Actively avoiding things that are difficult has ruined my life. It feels very vain to admit that most things come easy to me and that I learn extremely quickly. On the surface, it sounds amazing to say that I haven’t struggled, and instead have excelled for most of my life. And that’s because of my little secret: if I wasn’t immediately great at something, I never did it again. I’ll also admit it’s nice that I have been able to rest on my laurels and that has gotten me to a good place in life, but it has also led me to a dead end.
I started incline walking a little over a month ago. I wanted to be in the “fat burn zone” to lose some weight, and for me that was a 10% incline at a 2 mph pace for 30 minutes. I hated it because I never got any better. My lungs hurts, my calves were burning during every session. Each time, my garmin would say that the workout was great for increasing VO2 max, like that made up for my 30 minutes of misery. After one month, to stay in the “fat burn zone” I now have to either increase my speed or increase the incline. My lungs still hurt (though not as much because my heart rate is much lower now), my calves still burn. And for the first time I had the thought “is this what training feels like, this satisfying?” I feel like I finally understand the satisfaction of progress.
I do not put myself in positions to get better at things, and if I do I rarely stick with them long enough to see much results especially when it feels like nothing is changing. I finally understand how it feels to build something and see it grow even if that growth is mostly invisible. I have robbed myself of this experience for my life so far because I could not see the utility in it. People who have no other choice but to build may think they’re at a disadvantage, but being able to stick it out and see the work build on itself is so powerful and ultimately makes you a much stronger person. I have been taking the easy way out until now.
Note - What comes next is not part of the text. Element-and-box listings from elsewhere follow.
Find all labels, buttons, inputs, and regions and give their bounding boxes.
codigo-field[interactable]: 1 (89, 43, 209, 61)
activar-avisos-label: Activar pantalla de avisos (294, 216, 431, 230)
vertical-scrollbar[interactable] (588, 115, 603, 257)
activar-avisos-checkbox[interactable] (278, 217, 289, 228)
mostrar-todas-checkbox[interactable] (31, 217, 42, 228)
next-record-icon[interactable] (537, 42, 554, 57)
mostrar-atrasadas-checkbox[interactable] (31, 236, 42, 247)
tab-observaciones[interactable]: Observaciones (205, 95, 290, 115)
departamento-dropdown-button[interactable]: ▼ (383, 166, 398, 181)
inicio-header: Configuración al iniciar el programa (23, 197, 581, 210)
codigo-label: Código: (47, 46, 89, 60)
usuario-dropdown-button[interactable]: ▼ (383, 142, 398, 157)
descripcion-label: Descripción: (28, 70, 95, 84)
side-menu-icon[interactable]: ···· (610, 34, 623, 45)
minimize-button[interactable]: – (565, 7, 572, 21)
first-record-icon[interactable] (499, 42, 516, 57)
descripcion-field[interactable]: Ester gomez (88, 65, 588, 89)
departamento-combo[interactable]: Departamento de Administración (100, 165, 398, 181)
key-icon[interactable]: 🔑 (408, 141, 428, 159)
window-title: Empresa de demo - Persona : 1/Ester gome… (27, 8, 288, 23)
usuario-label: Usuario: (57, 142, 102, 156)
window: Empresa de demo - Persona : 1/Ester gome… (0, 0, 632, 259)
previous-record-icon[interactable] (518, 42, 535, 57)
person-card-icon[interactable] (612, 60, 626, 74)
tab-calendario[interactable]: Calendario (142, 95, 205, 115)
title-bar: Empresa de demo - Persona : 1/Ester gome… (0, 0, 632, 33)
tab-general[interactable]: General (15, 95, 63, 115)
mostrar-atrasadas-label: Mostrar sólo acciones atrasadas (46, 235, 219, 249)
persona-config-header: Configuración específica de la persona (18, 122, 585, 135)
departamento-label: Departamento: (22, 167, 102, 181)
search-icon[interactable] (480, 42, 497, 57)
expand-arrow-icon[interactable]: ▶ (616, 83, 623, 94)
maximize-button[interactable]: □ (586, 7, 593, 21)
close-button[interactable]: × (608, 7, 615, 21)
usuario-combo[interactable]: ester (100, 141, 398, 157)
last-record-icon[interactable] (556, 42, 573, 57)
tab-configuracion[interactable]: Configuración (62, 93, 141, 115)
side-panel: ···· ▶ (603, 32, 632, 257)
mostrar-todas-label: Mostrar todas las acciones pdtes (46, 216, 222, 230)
Does it make my incline walk any easier? I wish. But another month from now who knows where I’ll be. In the meantime, walking has helped me get back into studying Japanese and inspired me to start writing again (writing is one of the things I’ve avoided….). Not giving up on one thing I’m okay-ish at is the best thing I’ve done for my entire life. It brings so much more growth than leaning into things you are already amazing at.